As a result of digital media, our basis of knowing and understanding is shifting to an interactive, global, anytime, anywhere, multimedia experience with countless sources to explore and test. This experience is quite different from the intellectually passive experience of watching television or the emotionally distant experience of reading. Consequently, our minds and bodies will undergo a rewiring to support this different sensory experience.
Convergence is perhaps the key characteristic of the coming Digital Era. Convergence is an inherent property of our digital medium of information and communications, because all its many forms (text, image, data, sound) can exist on a single medium, such as a disc, and reproduced through a common digital language of bits and bytes. Digital data makes no distinction between Romeo and Juliet and that snapshot of your child on a pony, between geological calculations and the sound of a Bach cantata. They are all merely sequences of zeros and ones.
In the digital world, the boundaries that once separated physics, poetry, metaphysics, and other disciplines are beginning to blur. Nanotechnology
is emerging as a worldtransforming science, bringing together physics, chemistry, and biology. AT&T Broadband, AOL, and Time Warner Inc. all began as separate businesses—a phone company, an Internet service provider, and a publisher; each was based on different technologies (telephone wire, cybertechnologies, printing press). But digital technologies provided them all with a common platform, and they merged.
The new digital world is characterized by seven qualities:
1. Interconnection: We used to live in a “domino world,” in which one change logically caused the next. Now we have entered a chainreaction world of exponential shifts. Interconnection means that our problems and opportunities are intimately linked. Emerging networks— virtual communities based on common interests—have begun to level our hierarchical organizations.
2. Complexity: Complex systems behave in complex ways. Simply changing a line of computer code can cause ripple effects that move through the systems in many different ways. Faced with such complexity, old analytical tools cannot anticipate the potential consequences of actions. A single word from Federal Reserve Board Chairman Alan Greenspan may cause financial markets to collapse and even governments to fall.
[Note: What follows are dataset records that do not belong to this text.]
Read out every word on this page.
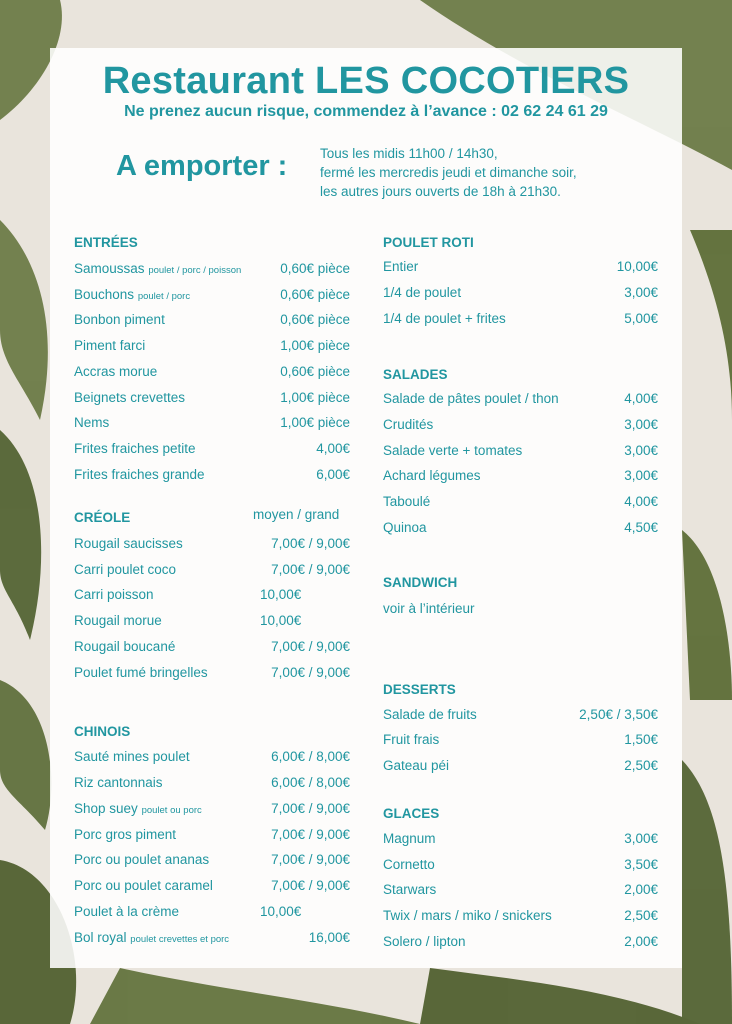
Restaurant LES COCOTIERS
Ne prenez aucun risque, commendez à l’avance : 02 62 24 61 29
A emporter : Tous les midis 11h00 / 14h30,
fermé les mercredis jeudi et dimanche soir,
les autres jours ouverts de 18h à 21h30.
ENTRÉES
Samoussas poulet / porc / poisson	0,60€ pièce
Bouchons poulet / porc	0,60€ pièce
Bonbon piment	0,60€ pièce
Piment farci	1,00€ pièce
Accras morue	0,60€ pièce
Beignets crevettes	1,00€ pièce
Nems	1,00€ pièce
Frites fraiches petite	4,00€
Frites fraiches grande	6,00€
CRÉOLE	moyen / grand
Rougail saucisses	7,00€ / 9,00€
Carri poulet coco	7,00€ / 9,00€
Carri poisson	10,00€
Rougail morue	10,00€
Rougail boucané	7,00€ / 9,00€
Poulet fumé bringelles	7,00€ / 9,00€
CHINOIS
Sauté mines poulet	6,00€ / 8,00€
Riz cantonnais	6,00€ / 8,00€
Shop suey poulet ou porc	7,00€ / 9,00€
Porc gros piment	7,00€ / 9,00€
Porc ou poulet ananas	7,00€ / 9,00€
Porc ou poulet caramel	7,00€ / 9,00€
Poulet à la crème	10,00€
Bol royal poulet crevettes et porc	16,00€
POULET ROTI
Entier	10,00€
1/4 de poulet	3,00€
1/4 de poulet + frites	5,00€
SALADES
Salade de pâtes poulet / thon	4,00€
Crudités	3,00€
Salade verte + tomates	3,00€
Achard légumes	3,00€
Taboulé	4,00€
Quinoa	4,50€
SANDWICH
voir à l’intérieur
DESSERTS
Salade de fruits	2,50€ / 3,50€
Fruit frais	1,50€
Gateau péi	2,50€
GLACES
Magnum	3,00€
Cornetto	3,50€
Starwars	2,00€
Twix / mars / miko / snickers	2,50€
Solero / lipton	2,00€
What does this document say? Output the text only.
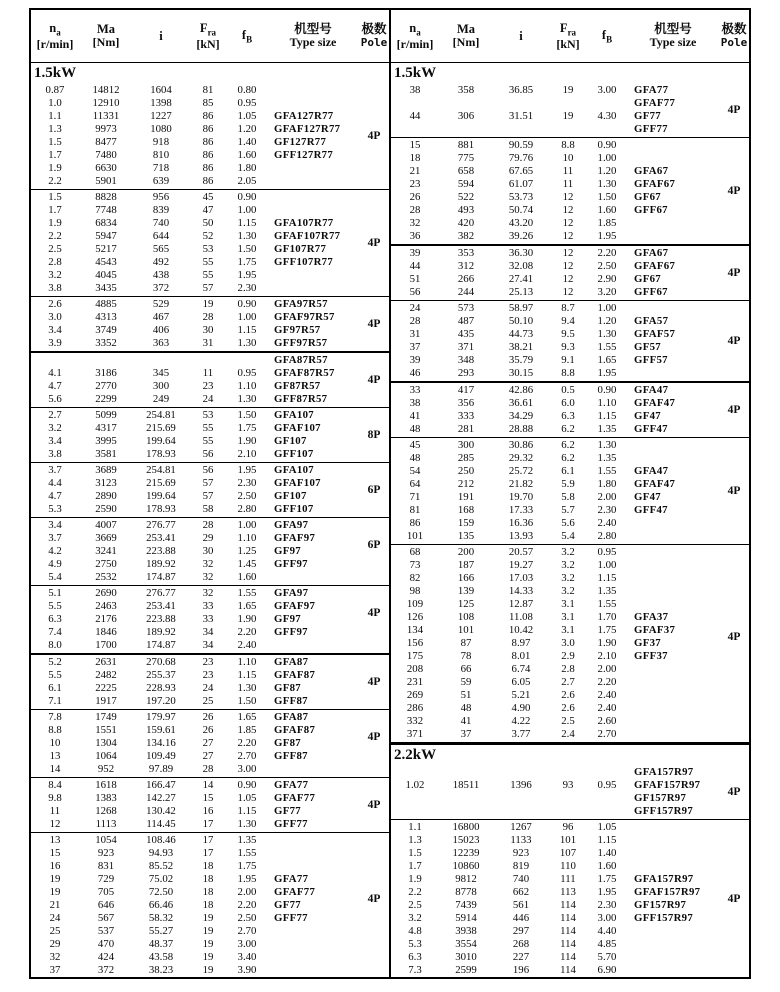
$n_a$
[r/min]
Ma
[Nm]	i
$F_{ra}$
[kN]
$f_B$
机型号
Type size
极数
Pole
1.5kW
0.87	14812	1604	81	0.80
1.0	12910	1398	85	0.95
1.1	11331	1227	86	1.05	GFA127R77
1.3	9973	1080	86	1.20	GFAF127R77
1.5	8477	918	86	1.40	GF127R77
1.7	7480	810	86	1.60	GFF127R77
1.9	6630	718	86	1.80
2.2	5901	639	86	2.05
4P
1.5	8828	956	45	0.90
1.7	7748	839	47	1.00
1.9	6834	740	50	1.15	GFA107R77
2.2	5947	644	52	1.30	GFAF107R77
2.5	5217	565	53	1.50	GF107R77
2.8	4543	492	55	1.75	GFF107R77
3.2	4045	438	55	1.95
3.8	3435	372	57	2.30
4P
2.6	4885	529	19	0.90	GFA97R57
3.0	4313	467	28	1.00	GFAF97R57
3.4	3749	406	30	1.15	GF97R57
3.9	3352	363	31	1.30	GFF97R57
4P
GFA87R57
4.1	3186	345	11	0.95	GFAF87R57
4.7	2770	300	23	1.10	GF87R57
5.6	2299	249	24	1.30	GFF87R57
4P
2.7	5099	254.81	53	1.50	GFA107
3.2	4317	215.69	55	1.75	GFAF107
3.4	3995	199.64	55	1.90	GF107
3.8	3581	178.93	56	2.10	GFF107
8P
3.7	3689	254.81	56	1.95	GFA107
4.4	3123	215.69	57	2.30	GFAF107
4.7	2890	199.64	57	2.50	GF107
5.3	2590	178.93	58	2.80	GFF107
6P
3.4	4007	276.77	28	1.00	GFA97
3.7	3669	253.41	29	1.10	GFAF97
4.2	3241	223.88	30	1.25	GF97
4.9	2750	189.92	32	1.45	GFF97
5.4	2532	174.87	32	1.60
6P
5.1	2690	276.77	32	1.55	GFA97
5.5	2463	253.41	33	1.65	GFAF97
6.3	2176	223.88	33	1.90	GF97
7.4	1846	189.92	34	2.20	GFF97
8.0	1700	174.87	34	2.40
4P
5.2	2631	270.68	23	1.10	GFA87
5.5	2482	255.37	23	1.15	GFAF87
6.1	2225	228.93	24	1.30	GF87
7.1	1917	197.20	25	1.50	GFF87
4P
7.8	1749	179.97	26	1.65	GFA87
8.8	1551	159.61	26	1.85	GFAF87
10	1304	134.16	27	2.20	GF87
13	1064	109.49	27	2.70	GFF87
14	952	97.89	28	3.00
4P
8.4	1618	166.47	14	0.90	GFA77
9.8	1383	142.27	15	1.05	GFAF77
11	1268	130.42	16	1.15	GF77
12	1113	114.45	17	1.30	GFF77
4P
13	1054	108.46	17	1.35
15	923	94.93	17	1.55
16	831	85.52	18	1.75
19	729	75.02	18	1.95	GFA77
19	705	72.50	18	2.00	GFAF77
21	646	66.46	18	2.20	GF77
24	567	58.32	19	2.50	GFF77
25	537	55.27	19	2.70
29	470	48.37	19	3.00
32	424	43.58	19	3.40
37	372	38.23	19	3.90
4P
$n_a$
[r/min]
Ma
[Nm]	i
$F_{ra}$
[kN]
$f_B$
机型号
Type size
极数
Pole
1.5kW
38	358	36.85	19	3.00	GFA77
GFAF77
44	306	31.51	19	4.30	GF77
GFF77
4P
15	881	90.59	8.8	0.90
18	775	79.76	10	1.00
21	658	67.65	11	1.20	GFA67
23	594	61.07	11	1.30	GFAF67
26	522	53.73	12	1.50	GF67
28	493	50.74	12	1.60	GFF67
32	420	43.20	12	1.85
36	382	39.26	12	1.95
4P
39	353	36.30	12	2.20	GFA67
44	312	32.08	12	2.50	GFAF67
51	266	27.41	12	2.90	GF67
56	244	25.13	12	3.20	GFF67
4P
24	573	58.97	8.7	1.00
28	487	50.10	9.4	1.20	GFA57
31	435	44.73	9.5	1.30	GFAF57
37	371	38.21	9.3	1.55	GF57
39	348	35.79	9.1	1.65	GFF57
46	293	30.15	8.8	1.95
4P
33	417	42.86	0.5	0.90	GFA47
38	356	36.61	6.0	1.10	GFAF47
41	333	34.29	6.3	1.15	GF47
48	281	28.88	6.2	1.35	GFF47
4P
45	300	30.86	6.2	1.30
48	285	29.32	6.2	1.35
54	250	25.72	6.1	1.55	GFA47
64	212	21.82	5.9	1.80	GFAF47
71	191	19.70	5.8	2.00	GF47
81	168	17.33	5.7	2.30	GFF47
86	159	16.36	5.6	2.40
101	135	13.93	5.4	2.80
4P
68	200	20.57	3.2	0.95
73	187	19.27	3.2	1.00
82	166	17.03	3.2	1.15
98	139	14.33	3.2	1.35
109	125	12.87	3.1	1.55
126	108	11.08	3.1	1.70	GFA37
134	101	10.42	3.1	1.75	GFAF37
156	87	8.97	3.0	1.90	GF37
175	78	8.01	2.9	2.10	GFF37
208	66	6.74	2.8	2.00
231	59	6.05	2.7	2.20
269	51	5.21	2.6	2.40
286	48	4.90	2.6	2.40
332	41	4.22	2.5	2.60
371	37	3.77	2.4	2.70
4P
2.2kW
GFA157R97
1.02	18511	1396	93	0.95	GFAF157R97
GF157R97
GFF157R97
4P
1.1	16800	1267	96	1.05
1.3	15023	1133	101	1.15
1.5	12239	923	107	1.40
1.7	10860	819	110	1.60
1.9	9812	740	111	1.75	GFA157R97
2.2	8778	662	113	1.95	GFAF157R97
2.5	7439	561	114	2.30	GF157R97
3.2	5914	446	114	3.00	GFF157R97
4.8	3938	297	114	4.40
5.3	3554	268	114	4.85
6.3	3010	227	114	5.70
7.3	2599	196	114	6.90
4P
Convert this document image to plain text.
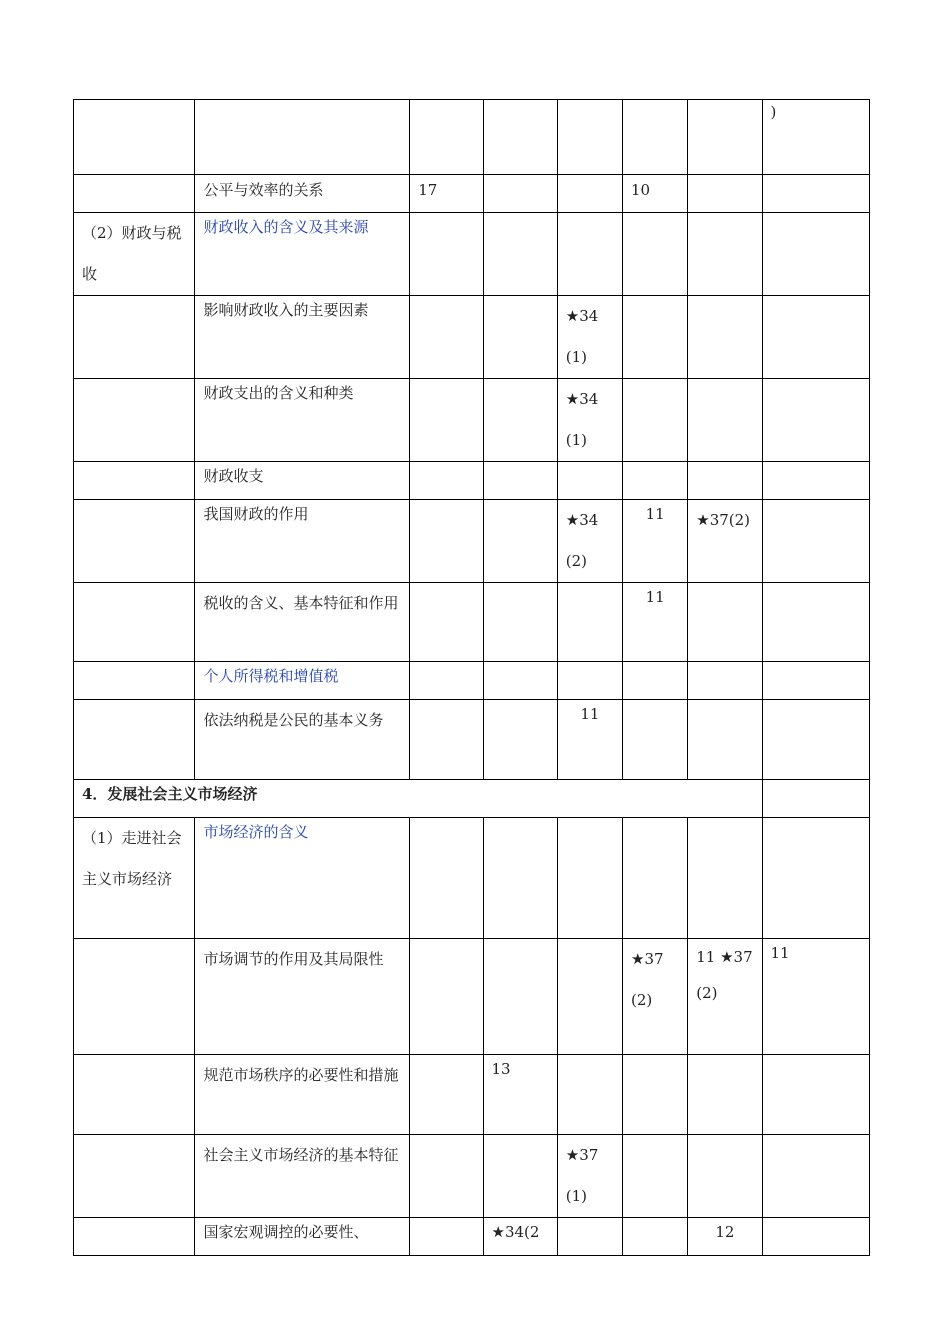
							)
	公平与效率的关系	17			10		
（2）财政与税收	财政收入的含义及其来源						
	影响财政收入的主要因素			★34(1)			
	财政支出的含义和种类			★34(1)			
	财政收支						
	我国财政的作用			★34(2)	11	★37(2)	
	税收的含义、基本特征和作用				11		
	个人所得税和增值税						
	依法纳税是公民的基本义务			11			
4．发展社会主义市场经济							
（1）走进社会主义市场经济	市场经济的含义						
	市场调节的作用及其局限性				★37(2)	11 ★37(2)	11
	规范市场秩序的必要性和措施		13				
	社会主义市场经济的基本特征			★37(1)			
	国家宏观调控的必要性、		★34(2			12	
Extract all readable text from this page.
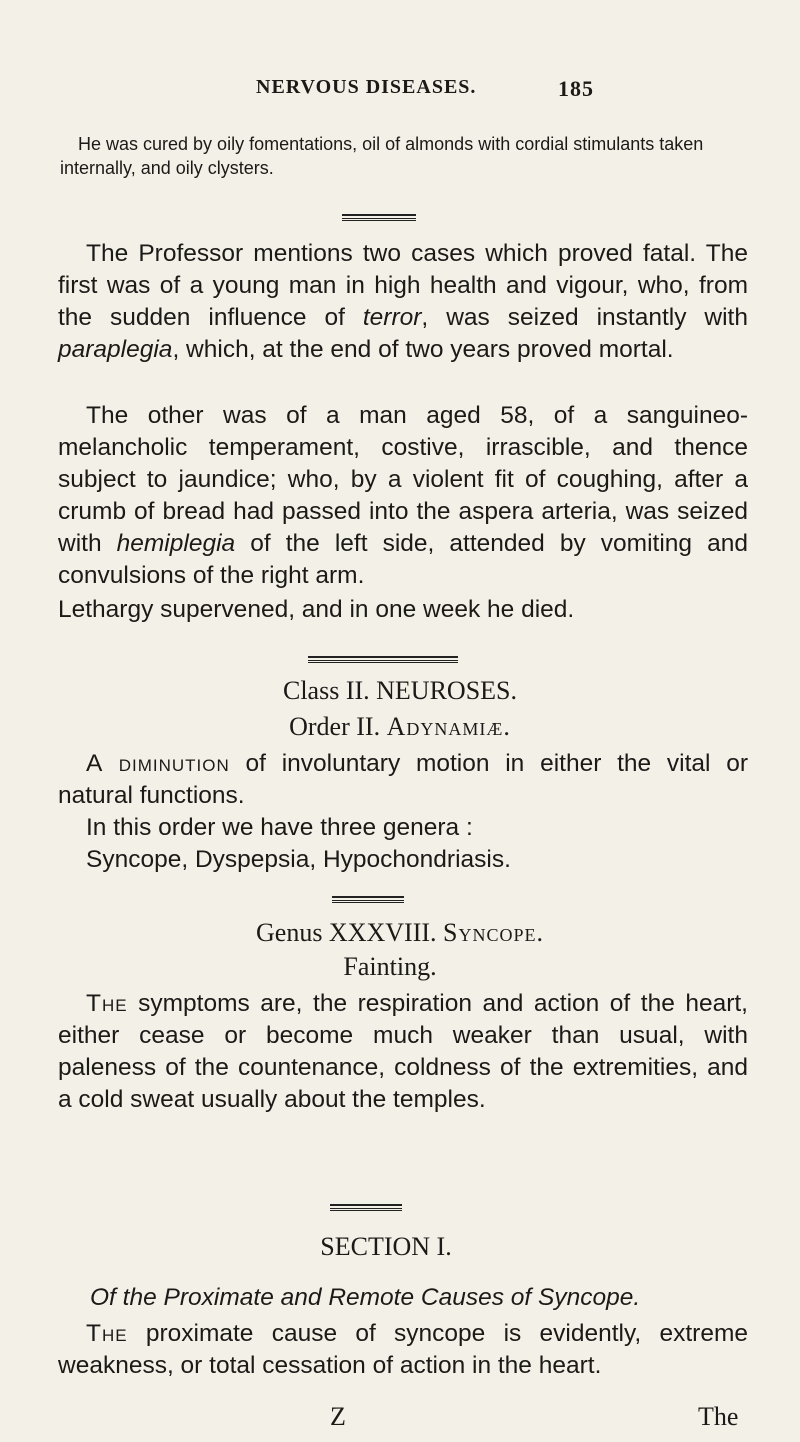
NERVOUS DISEASES.	185
He was cured by oily fomentations, oil of almonds with cordial stimulants taken internally, and oily clysters.

The Professor mentions two cases which proved fatal. The first was of a young man in high health and vigour, who, from the sudden influence of terror, was seized instantly with paraplegia, which, at the end of two years proved mortal.

The other was of a man aged 58, of a sanguineo-melancholic temperament, costive, irrascible, and thence subject to jaundice; who, by a violent fit of coughing, after a crumb of bread had passed into the aspera arteria, was seized with hemiplegia of the left side, attended by vomiting and convulsions of the right arm.

Lethargy supervened, and in one week he died.

Class II. NEUROSES.
Order II. Adynamiæ.

A diminution of involuntary motion in either the vital or natural functions.

In this order we have three genera :

Syncope, Dyspepsia, Hypochondriasis.

Genus XXXVIII. Syncope.
Fainting.

The symptoms are, the respiration and action of the heart, either cease or become much weaker than usual, with paleness of the countenance, coldness of the extremities, and a cold sweat usually about the temples.

SECTION I.

Of the Proximate and Remote Causes of Syncope.

The proximate cause of syncope is evidently, extreme weakness, or total cessation of action in the heart.

Z	The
3. Acceleration: Each new technology and concept leads to faster change, so that change compounds and accelerates the pace of human life. The increasing speed of communications accelerates business transactions, which accelerates production and marketing, which accelerates capital growth, which accelerates investment, which accelerates further the development of new technologies.
4. Intangibility: In the new digital environment, we have little or no connection to the original sources of information and things we buy, use, or believe. We’re moving away from a world we can touch and hold to a world that operates on intangibles like information and reputation. Arthur Andersen, the accounting firm, offered some tangible services such as accounting, but it also offered intangibles, such as its credibility and reputation. When its client
Enron imploded in scandal, Andersen’s reputation went up in smoke.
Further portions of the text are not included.